On 9 October 2023, at 4 am, the Bengal government filed a special leave petition in the Supreme Court against the HC judgement. In the SLP, the government alleged that there were glaring discrepancies in the impugned judgement and sought its suspension on the grounds that the accused would be released very soon. The Supreme Court didn't order a stay on the judgement but ordered all parties to submit affidavits within a week.

== Protests ==
From the early morning of 8 June 2013, the Kamduni residents protested afor exemplary punishment for the culprits. Jyotipriya Mallick, the Minister for Food and Supplies met the villagers and promised job for the victim's elder brother, which was promptly rejected by the villagers. The protesters were also visited by Haji Nurul Islam, the M.P. from Bashirhat and Nirmal Ghosh, the President of North 24 Parganas District Trinamool Congress. When the former blamed the CPI(M) for this crime, his car was damaged by the protesters. Protests continued until July 4, demanding capital punishment for the perpetrators.

Several human rights groups participated in the protests as well, submitting memoranda to the police and demanding access to political decisionmakers. The lawyers of Barasat Bar took out a procession in protest against the crime. The body declared that no lawyer in Barasat would stand for the accused. In the evening hundreds of residents brought out a candlelight procession in Baguiati, Kolkata.
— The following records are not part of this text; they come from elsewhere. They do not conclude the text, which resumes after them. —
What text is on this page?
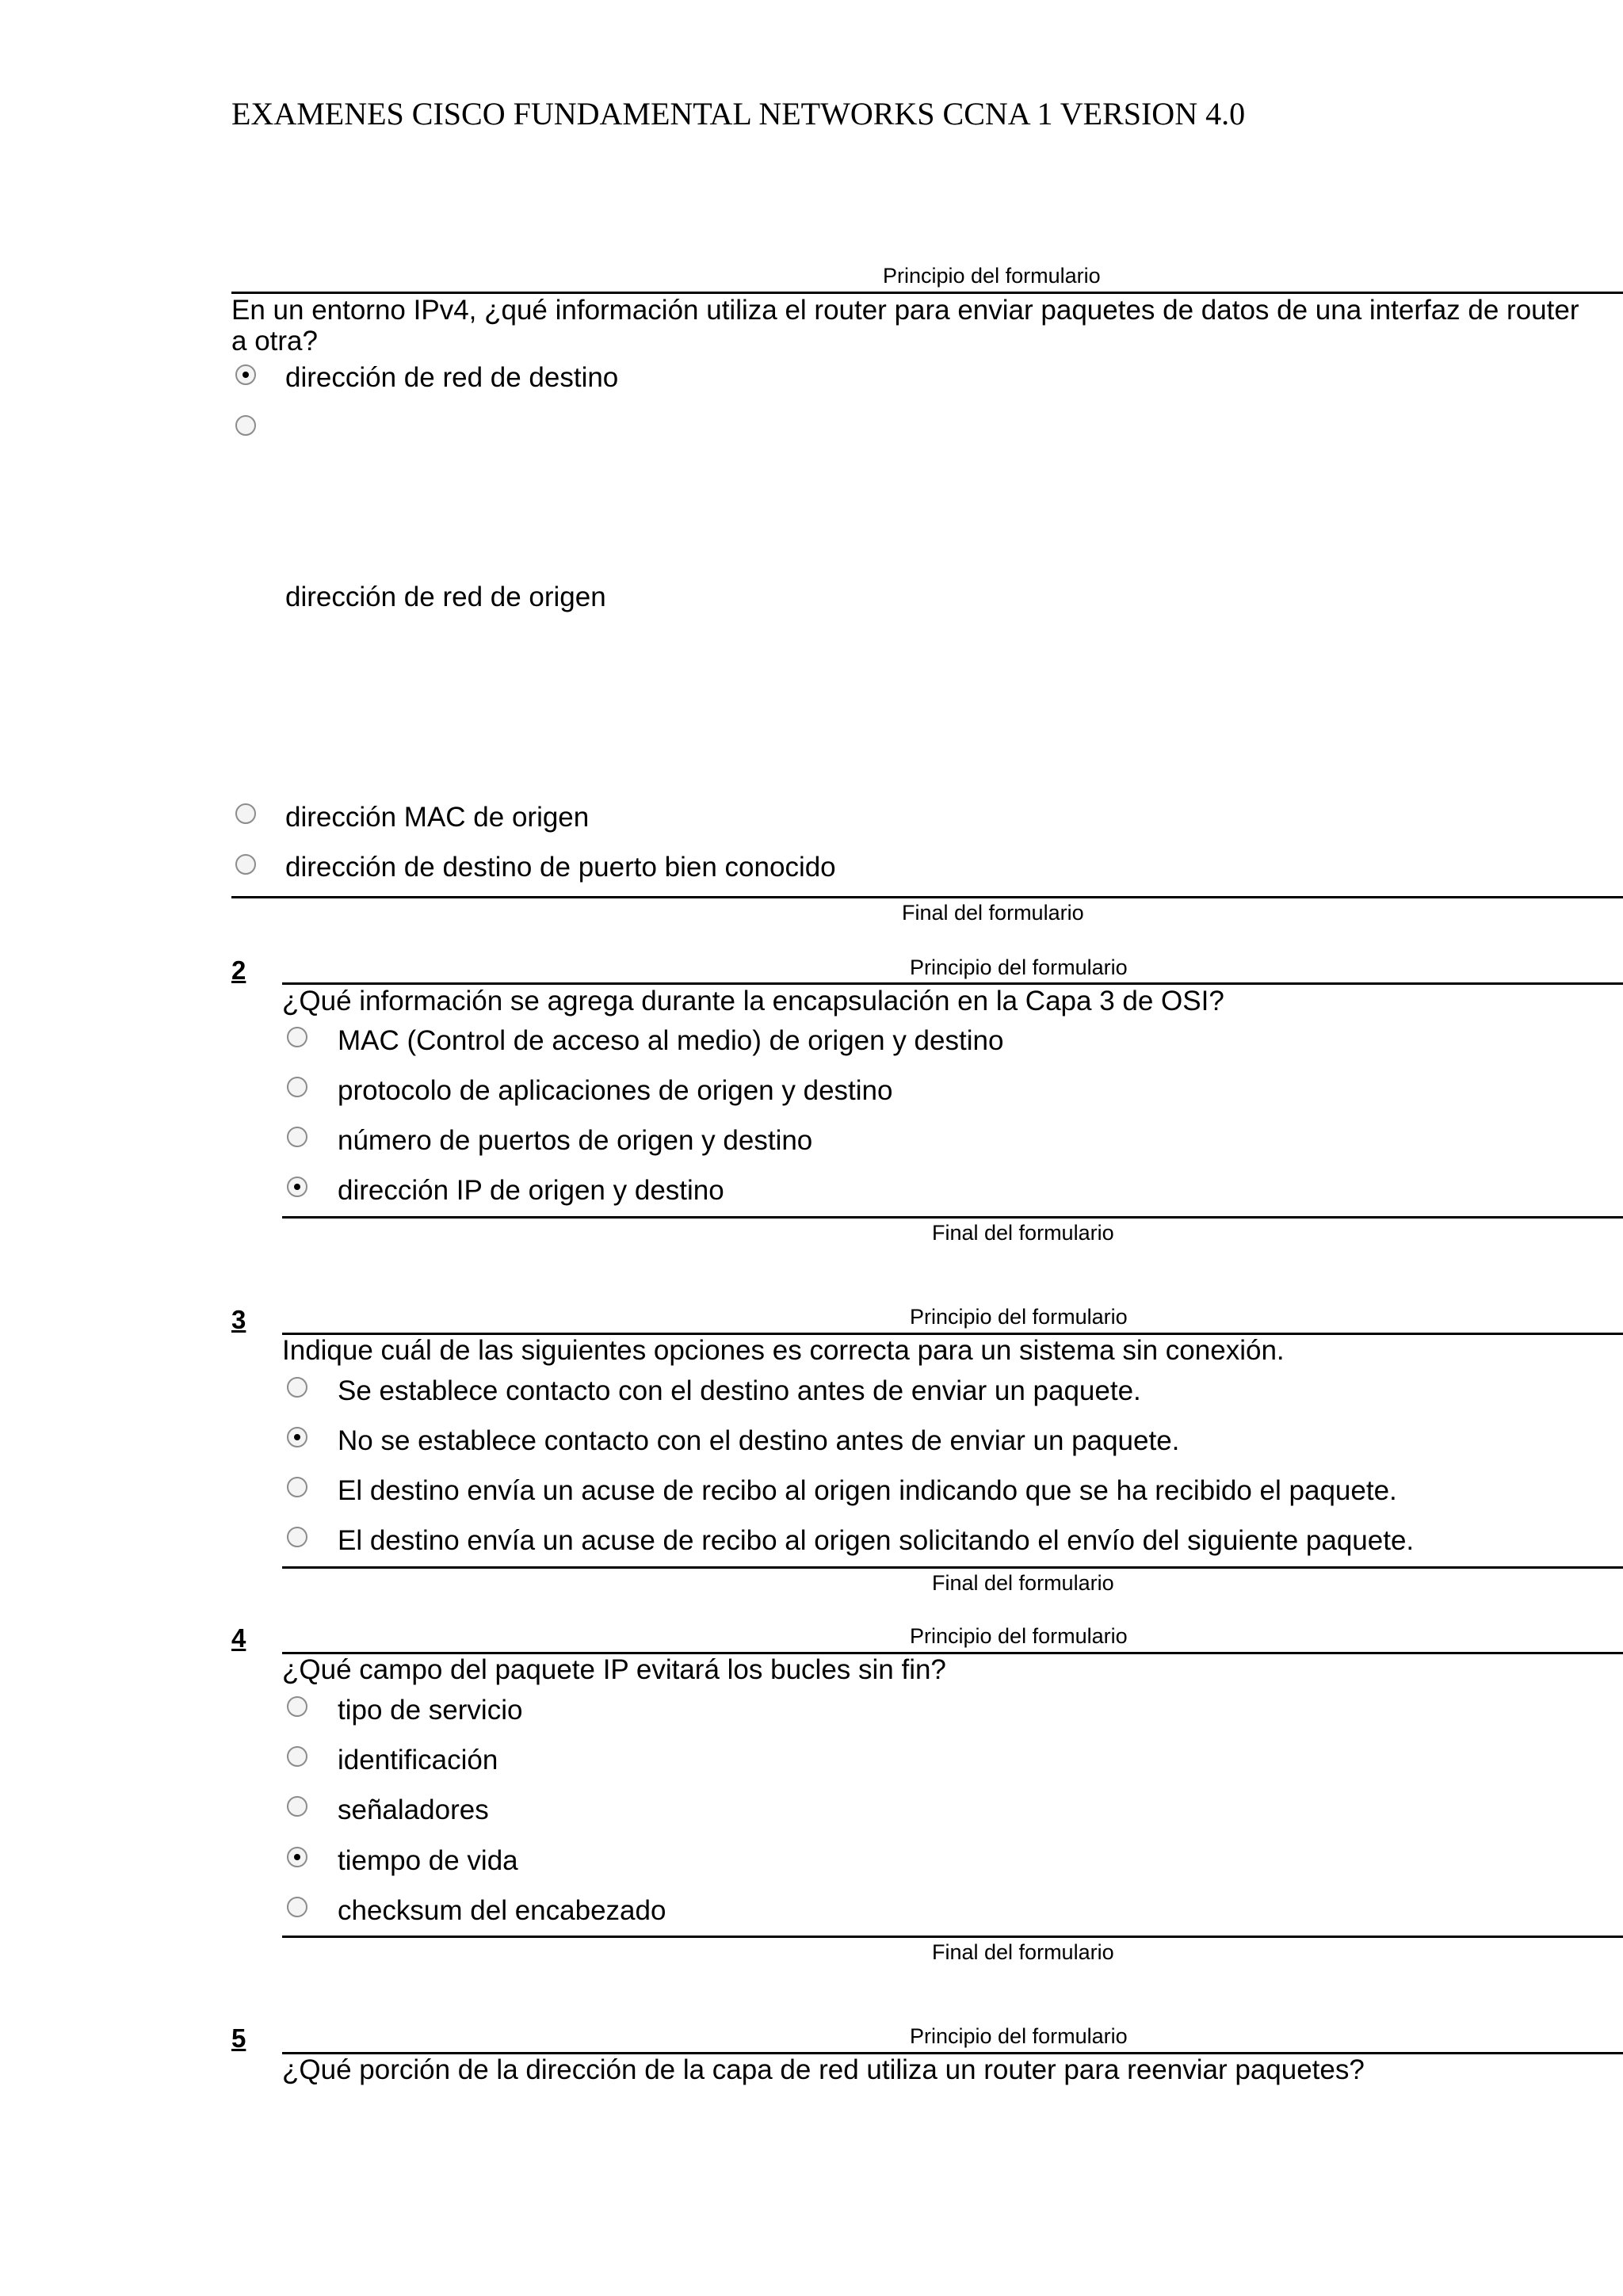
EXAMENES CISCO FUNDAMENTAL NETWORKS CCNA 1 VERSION 4.0
Principio del formulario
En un entorno IPv4, ¿qué información utiliza el router para enviar paquetes de datos de una interfaz de router a otra?
dirección de red de destino
dirección de red de origen
dirección MAC de origen
dirección de destino de puerto bien conocido
Final del formulario
2	Principio del formulario
¿Qué información se agrega durante la encapsulación en la Capa 3 de OSI?
MAC (Control de acceso al medio) de origen y destino
protocolo de aplicaciones de origen y destino
número de puertos de origen y destino
dirección IP de origen y destino
Final del formulario
3	Principio del formulario
Indique cuál de las siguientes opciones es correcta para un sistema sin conexión.
Se establece contacto con el destino antes de enviar un paquete.
No se establece contacto con el destino antes de enviar un paquete.
El destino envía un acuse de recibo al origen indicando que se ha recibido el paquete.
El destino envía un acuse de recibo al origen solicitando el envío del siguiente paquete.
Final del formulario
4	Principio del formulario
¿Qué campo del paquete IP evitará los bucles sin fin?
tipo de servicio
identificación
señaladores
tiempo de vida
checksum del encabezado
Final del formulario
5	Principio del formulario
¿Qué porción de la dirección de la capa de red utiliza un router para reenviar paquetes?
On 18 June, around 400 government employees of the Writers' Building marched around the Writers' Building in protest against the Kamduni gang rape and murder. Eminent intellectuals including, filmmaker Aparna Sen, Shankha Ghosh, Nabaneeta Dev Sen, Mrinal Sen, Mahashweta Devi and Tarun Majumder also showed their support for the victim and demanded justice.